This is the fifth installment of the Organic 101 series that explores different aspects of the USDA organic regulations.

Through defined farming practices, organic principles promote ecological balance, foster the cycling of resources, and conserve biodiversity. To understand what that means when it comes to the label on your food, those principles require some more explanation.

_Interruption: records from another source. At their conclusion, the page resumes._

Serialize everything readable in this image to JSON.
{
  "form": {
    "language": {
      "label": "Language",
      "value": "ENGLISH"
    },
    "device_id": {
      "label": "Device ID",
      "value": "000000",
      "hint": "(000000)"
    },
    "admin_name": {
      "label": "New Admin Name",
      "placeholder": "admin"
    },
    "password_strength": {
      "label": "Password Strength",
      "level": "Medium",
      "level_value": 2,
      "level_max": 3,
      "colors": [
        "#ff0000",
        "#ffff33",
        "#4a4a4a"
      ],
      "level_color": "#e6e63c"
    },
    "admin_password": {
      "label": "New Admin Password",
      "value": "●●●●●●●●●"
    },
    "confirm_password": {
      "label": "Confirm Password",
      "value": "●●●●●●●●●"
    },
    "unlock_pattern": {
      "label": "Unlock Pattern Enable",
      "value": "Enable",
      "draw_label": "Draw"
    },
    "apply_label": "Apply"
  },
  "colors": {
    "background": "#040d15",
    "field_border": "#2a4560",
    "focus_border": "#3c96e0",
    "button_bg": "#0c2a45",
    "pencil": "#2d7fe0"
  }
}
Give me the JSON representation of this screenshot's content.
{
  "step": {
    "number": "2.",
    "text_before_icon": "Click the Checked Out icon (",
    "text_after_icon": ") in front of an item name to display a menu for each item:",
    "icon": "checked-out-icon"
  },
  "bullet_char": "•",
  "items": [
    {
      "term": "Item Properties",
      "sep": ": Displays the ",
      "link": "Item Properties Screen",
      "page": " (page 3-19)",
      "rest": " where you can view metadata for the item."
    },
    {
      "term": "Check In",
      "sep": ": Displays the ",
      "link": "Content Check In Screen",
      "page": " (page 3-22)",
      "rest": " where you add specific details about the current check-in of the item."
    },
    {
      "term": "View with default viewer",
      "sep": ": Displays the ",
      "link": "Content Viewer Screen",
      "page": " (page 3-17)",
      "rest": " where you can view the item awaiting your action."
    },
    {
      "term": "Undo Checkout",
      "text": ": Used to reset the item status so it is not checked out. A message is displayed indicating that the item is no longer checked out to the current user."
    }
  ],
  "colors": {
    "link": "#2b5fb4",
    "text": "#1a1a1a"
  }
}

Let’s take a closer look at a snapshot of sustainable food production, using the lifecycle of organic cheddar to get a fuller picture.

Before it can be turned into cheese, organic milk must come from a certified organic cow. The organic cow cannot be given growth hormones or antibiotics, and its feed must be 100 percent organic. Organic feed comes from land not treated with any prohibited substances (e.g., synthetic fertilizers and most synthetic pesticides) for at least 3 years prior to harvest.  The land must be managed in a way that maintains soil fertility and minimizes erosion, while distinct and defined boundaries make sure prohibited substances don’t come into contact with organic fields. The animal grazes on organic pastures for the entire grazing season, which must be at least 120 days a year, and receives at least 30 percent of its nutrition from pasture during the grazing season.

Throughout its life, the animal is raised in living conditions that accommodate its natural behaviors and support its health and welfare. If it gets sick and needs treatment with antibiotics or other drugs, organic standards require that it receive these treatments but then must be removed from organic production. In other words, product from treated animals can no longer be sold, labeled, or represented as organic. However, operators are forbidden to withhold medical treatment from a sick animal in an effort to preserve its organic status.

Cows in a field.  Before it can be turned into cheese, organic milk must come from a certified organic cow.  For products like cheddar cheese to have the certified organic label, both the dairy farm and the cheese processing facility must meet the USDA organic regulations.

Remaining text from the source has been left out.